On June 25, 1888, Charles Batchelor reported:
... the speaking capacity or time limit of the doll phonograph, as we are at present making the models, is about six or eight seconds, sufficient to be able to get on a small verse, such as "Jack and Jill" or "Mary had a Little Lamb." Of course it can be made to take much more, but at present that is what we are doing for the models.

In the passage above, Batchelor described a very early form of doll cylinder, which probably had a rather coarse groove pitch, severely limiting the playing time of the record.

Two surviving metal records, likely made in late 1888 and early 1889, play for 13 seconds and 15 seconds, respectively.

The commercial brown-wax talking-doll records of 1890 have a duration of 18 to 22 seconds.

Would the records have sounded better in 1890 than what we hear today?
No, not when played back using a talking-doll phonograph. The components of that small mechanism were not optimized for high-fidelity reproduction.

Even with a brand-new, unplayed record, the sound emitted by the talking doll was always distorted and unnatural. The difficulty of maintaining a steady rotational speed while hand cranking the toy phonograph only made the playback more erratic.

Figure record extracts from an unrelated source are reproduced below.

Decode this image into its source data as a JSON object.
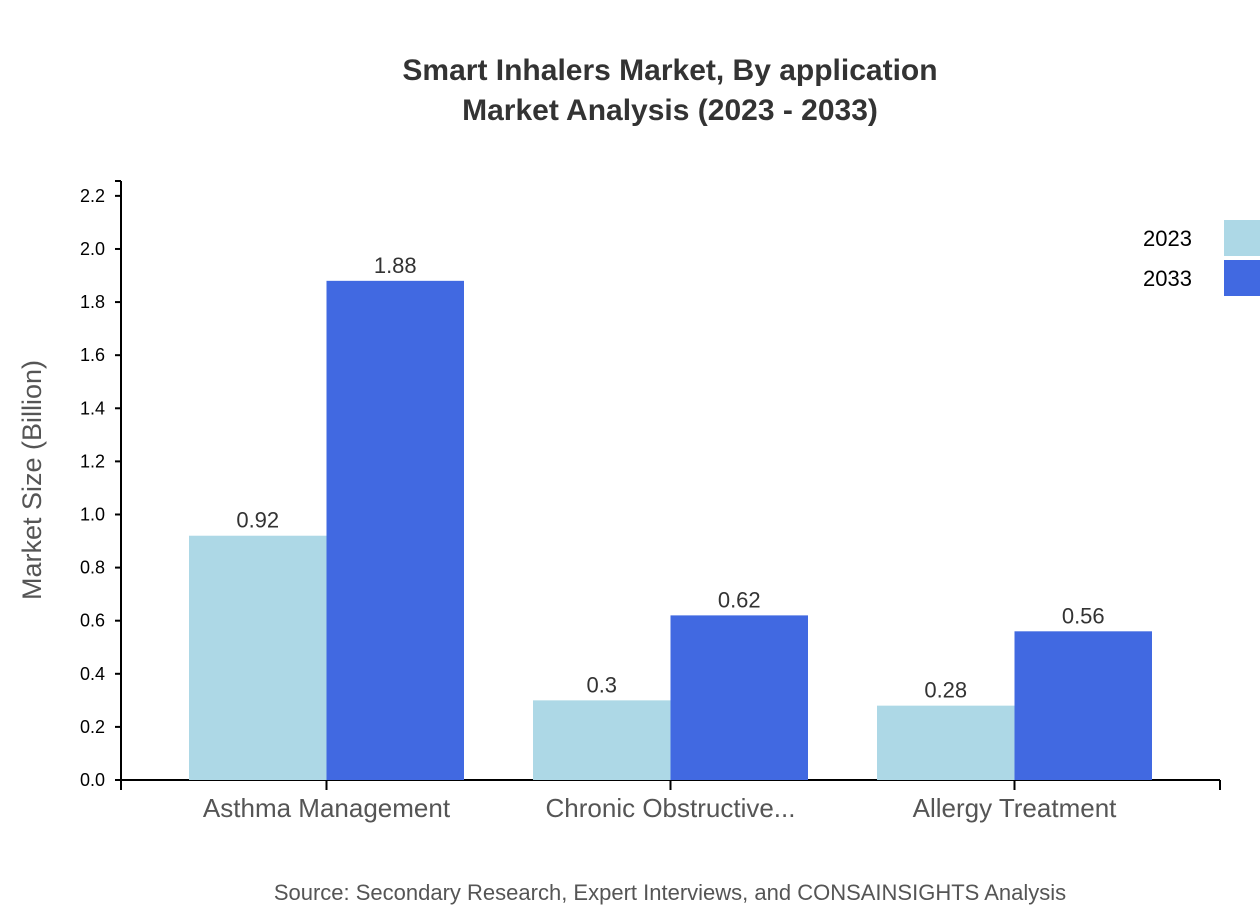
{
  "chart_data": {
    "type": "bar",
    "title": "Smart Inhalers Market, By application",
    "subtitle": "Market Analysis (2023 - 2033)",
    "xlabel": "",
    "ylabel": "Market Size (Billion)",
    "ylim": [
      0,
      2.256
    ],
    "yticks": [
      "0.0",
      "0.2",
      "0.4",
      "0.6",
      "0.8",
      "1.0",
      "1.2",
      "1.4",
      "1.6",
      "1.8",
      "2.0",
      "2.2"
    ],
    "categories": [
      "Asthma Management",
      "Chronic Obstructive...",
      "Allergy Treatment"
    ],
    "series": [
      {
        "name": "2023",
        "values": [
          0.92,
          0.3,
          0.28
        ],
        "labels": [
          "0.92",
          "0.3",
          "0.28"
        ],
        "color": "#add8e6"
      },
      {
        "name": "2033",
        "values": [
          1.88,
          0.62,
          0.56
        ],
        "labels": [
          "1.88",
          "0.62",
          "0.56"
        ],
        "color": "#4169e1"
      }
    ],
    "grid": false,
    "legend": "top-right",
    "source": "Source: Secondary Research, Expert Interviews, and CONSAINSIGHTS Analysis"
  }
}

What did people say about the Edison Talking Doll's sound, back in 1890?
Miss J. T. Spalding (an investor in EPTMCo stock) wrote to A. O. Tate (Edison's Private Secretary) on March 6, 1890:
The dolls at the office now certainly are very beautiful specimens, only they do not yet speak distinctly enough I am afraid—not so that you would understand them, if you did not know what they were going to say! That will come with time, no doubt.

"[An Edison Talking Doll] which has been sent to this office is supposed to say 'Baa, baa, black sheep, etc.,' but it must be confessed that its voice is rather indistinct." New York Tribune, April 20, 1890.

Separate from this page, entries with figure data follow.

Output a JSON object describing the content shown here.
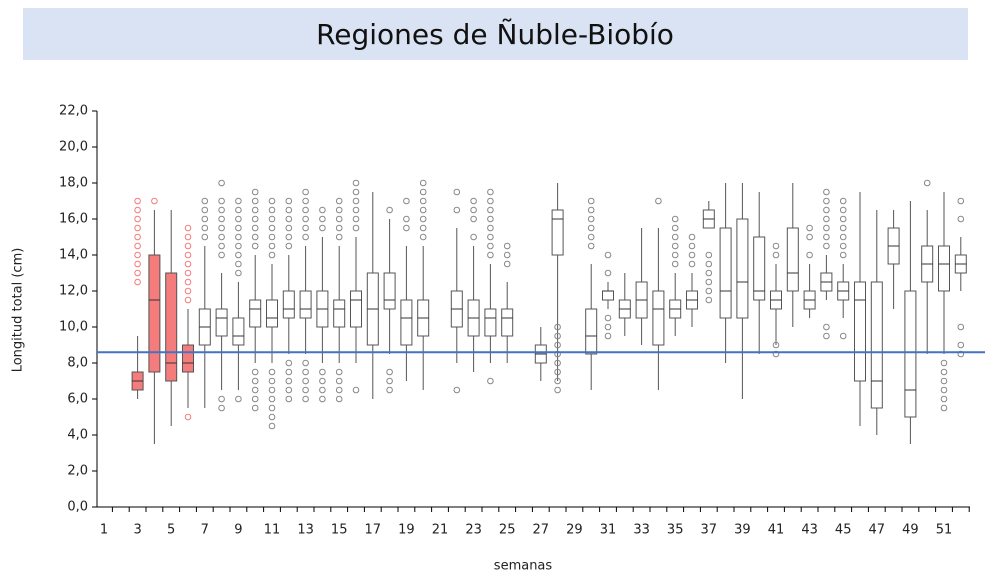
{
  "chart_data": {
    "type": "box",
    "title": "Regiones de Ñuble-Biobío",
    "x_label": "semanas",
    "y_label": "Longitud total (cm)",
    "categories": [
      1,
      null,
      3,
      null,
      5,
      null,
      7,
      null,
      9,
      null,
      11,
      null,
      13,
      null,
      15,
      null,
      17,
      null,
      19,
      null,
      21,
      null,
      23,
      null,
      25,
      null,
      27,
      null,
      29,
      null,
      31,
      null,
      33,
      null,
      35,
      null,
      37,
      null,
      39,
      null,
      41,
      null,
      43,
      null,
      45,
      null,
      47,
      null,
      49,
      null,
      51,
      null
    ],
    "min": [
      null,
      null,
      6,
      3.5,
      4.5,
      5.5,
      5.5,
      6.5,
      6.5,
      8,
      8,
      8.5,
      8.5,
      8,
      8,
      8,
      6,
      8.5,
      7,
      6.5,
      null,
      8,
      7.5,
      8,
      8,
      null,
      7,
      7,
      null,
      6.5,
      11,
      9.5,
      9,
      6.5,
      9.5,
      10,
      15.5,
      8,
      6,
      8.5,
      9,
      10,
      10.5,
      11.5,
      10.5,
      4.5,
      4,
      11,
      3.5,
      8.5,
      8.5,
      12
    ],
    "q1": [
      null,
      null,
      6.5,
      7.5,
      7,
      7.5,
      9,
      9.5,
      9,
      10,
      10,
      10.5,
      10.5,
      10,
      10,
      10,
      9,
      11,
      9,
      9.5,
      null,
      10,
      9.5,
      9.5,
      9.5,
      null,
      8,
      14,
      null,
      8.5,
      11.5,
      10.5,
      10.5,
      9,
      10.5,
      11,
      15.5,
      10.5,
      10.5,
      11.5,
      11,
      12,
      11,
      12,
      11.5,
      7,
      5.5,
      13.5,
      5,
      12.5,
      12,
      13
    ],
    "median": [
      null,
      null,
      7,
      11.5,
      8,
      8,
      10,
      10.5,
      9.5,
      11,
      10.5,
      11,
      11,
      11,
      11,
      11.5,
      11,
      11.5,
      10.5,
      10.5,
      null,
      11,
      10.5,
      10.5,
      10.5,
      null,
      8.5,
      16,
      null,
      9.5,
      12,
      11,
      11.5,
      11,
      11,
      11.5,
      16,
      12,
      12.5,
      12,
      11.5,
      13,
      11.5,
      12.5,
      12,
      11.5,
      7,
      14.5,
      6.5,
      13.5,
      13.5,
      13.5
    ],
    "q3": [
      null,
      null,
      7.5,
      14,
      13,
      9,
      11,
      11,
      10.5,
      11.5,
      11.5,
      12,
      12,
      12,
      11.5,
      12,
      13,
      13,
      11.5,
      11.5,
      null,
      12,
      11.5,
      11,
      11,
      null,
      9,
      16.5,
      null,
      11,
      12,
      11.5,
      12.5,
      12,
      11.5,
      12,
      16.5,
      15.5,
      16,
      15,
      12,
      15.5,
      12,
      13,
      12.5,
      12.5,
      12.5,
      15.5,
      12,
      14.5,
      14.5,
      14
    ],
    "max": [
      null,
      null,
      9.5,
      16.5,
      16.5,
      11,
      14.5,
      13,
      12.5,
      14,
      13.5,
      14,
      14.5,
      15,
      14.5,
      15,
      17.5,
      16,
      14.5,
      14.5,
      null,
      15.5,
      14.5,
      13.5,
      12.5,
      null,
      10,
      18,
      null,
      13.5,
      12.5,
      13,
      15.5,
      15.5,
      13,
      13,
      17,
      18,
      18,
      17.5,
      13.5,
      18,
      13.5,
      14,
      13.5,
      17.5,
      16.5,
      16.5,
      17,
      16.5,
      17.5,
      15
    ],
    "outliers": [
      [],
      [],
      [
        12.5,
        13,
        13.5,
        14,
        14.5,
        15,
        15.5,
        16,
        16.5,
        17
      ],
      [
        17
      ],
      [],
      [
        5,
        11.5,
        12,
        12.5,
        13,
        13.5,
        14,
        14.5,
        15,
        15.5
      ],
      [
        15,
        15.5,
        16,
        16.5,
        17
      ],
      [
        5.5,
        6,
        14,
        14.5,
        15,
        15.5,
        16,
        16.5,
        17,
        18
      ],
      [
        6,
        13,
        13.5,
        14,
        14.5,
        15,
        15.5,
        16,
        16.5,
        17
      ],
      [
        5.5,
        6,
        6.5,
        7,
        7.5,
        14.5,
        15,
        15.5,
        16,
        16.5,
        17,
        17.5
      ],
      [
        4.5,
        5,
        5.5,
        6,
        6.5,
        7,
        7.5,
        14,
        14.5,
        15,
        15.5,
        16,
        16.5,
        17
      ],
      [
        6,
        6.5,
        7,
        7.5,
        8,
        14.5,
        15,
        15.5,
        16,
        16.5,
        17
      ],
      [
        6,
        6.5,
        7,
        7.5,
        8,
        15,
        15.5,
        16,
        16.5,
        17,
        17.5
      ],
      [
        6,
        6.5,
        7,
        7.5,
        15.5,
        16,
        16.5
      ],
      [
        6,
        6.5,
        7,
        7.5,
        15,
        15.5,
        16,
        16.5,
        17
      ],
      [
        6.5,
        15.5,
        16,
        16.5,
        17,
        17.5,
        18
      ],
      [],
      [
        6.5,
        7,
        7.5,
        16.5
      ],
      [
        15.5,
        16,
        17
      ],
      [
        15,
        15.5,
        16,
        16.5,
        17,
        17.5,
        18
      ],
      [],
      [
        6.5,
        16.5,
        17.5
      ],
      [
        15,
        16,
        16.5,
        17
      ],
      [
        7,
        14,
        14.5,
        15,
        15.5,
        16,
        16.5,
        17,
        17.5
      ],
      [
        13.5,
        14,
        14.5
      ],
      [],
      [],
      [
        6.5,
        7,
        7.5,
        8,
        8.5,
        9,
        9.5,
        10
      ],
      [],
      [
        14.5,
        15,
        15.5,
        16,
        16.5,
        17
      ],
      [
        9.5,
        10,
        10.5,
        13,
        14
      ],
      [],
      [],
      [
        17
      ],
      [
        13.5,
        14,
        14.5,
        15,
        15.5,
        16
      ],
      [
        13.5,
        14,
        14.5,
        15
      ],
      [
        11.5,
        12,
        12.5,
        13,
        13.5,
        14
      ],
      [],
      [],
      [],
      [
        8.5,
        9,
        14,
        14.5
      ],
      [],
      [
        14,
        15,
        15.5
      ],
      [
        9.5,
        10,
        14.5,
        15,
        15.5,
        16,
        16.5,
        17,
        17.5
      ],
      [
        9.5,
        14,
        14.5,
        15,
        15.5,
        16,
        16.5,
        17
      ],
      [],
      [],
      [],
      [],
      [
        18
      ],
      [
        5.5,
        6,
        6.5,
        7,
        7.5,
        8
      ],
      [
        8.5,
        9,
        10,
        16,
        17
      ]
    ],
    "box_colors": [
      "#ffffff",
      "#ffffff",
      "#f47c7c",
      "#f47c7c",
      "#f47c7c",
      "#f47c7c",
      "#ffffff",
      "#ffffff",
      "#ffffff",
      "#ffffff",
      "#ffffff",
      "#ffffff",
      "#ffffff",
      "#ffffff",
      "#ffffff",
      "#ffffff",
      "#ffffff",
      "#ffffff",
      "#ffffff",
      "#ffffff",
      "#ffffff",
      "#ffffff",
      "#ffffff",
      "#ffffff",
      "#ffffff",
      "#ffffff",
      "#ffffff",
      "#ffffff",
      "#ffffff",
      "#ffffff",
      "#ffffff",
      "#ffffff",
      "#ffffff",
      "#ffffff",
      "#ffffff",
      "#ffffff",
      "#ffffff",
      "#ffffff",
      "#ffffff",
      "#ffffff",
      "#ffffff",
      "#ffffff",
      "#ffffff",
      "#ffffff",
      "#ffffff",
      "#ffffff",
      "#ffffff",
      "#ffffff",
      "#ffffff",
      "#ffffff",
      "#ffffff",
      "#ffffff"
    ],
    "reference_line": {
      "value": 8.6,
      "color": "#4472c4"
    },
    "ylim": [
      0,
      22
    ],
    "yticks": [
      {
        "value": 0,
        "label": "0,0"
      },
      {
        "value": 2,
        "label": "2,0"
      },
      {
        "value": 4,
        "label": "4,0"
      },
      {
        "value": 6,
        "label": "6,0"
      },
      {
        "value": 8,
        "label": "8,0"
      },
      {
        "value": 10,
        "label": "10,0"
      },
      {
        "value": 12,
        "label": "12,0"
      },
      {
        "value": 14,
        "label": "14,0"
      },
      {
        "value": 16,
        "label": "16,0"
      },
      {
        "value": 18,
        "label": "18,0"
      },
      {
        "value": 20,
        "label": "20,0"
      },
      {
        "value": 22,
        "label": "22,0"
      }
    ]
  }
}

New York World, September 7, 1890:
The Edison phonograph dolls have just been put on sale in London and Paris, but they seem to have proven a disappointment so far in New York. The supposed words or verses which are ground out in a flat, uninflected whine, do not appear to come from the "talking" doll's lips at all, and during her most impassioned recitations, such as "Mary Had a Little Lamb," the doll's eyes and lips remain [still ?] and motionless. Marshall Wilder, personifying the wax figures in the Eden Musee makes himself look much more like wax than these dolls do like flesh and blood.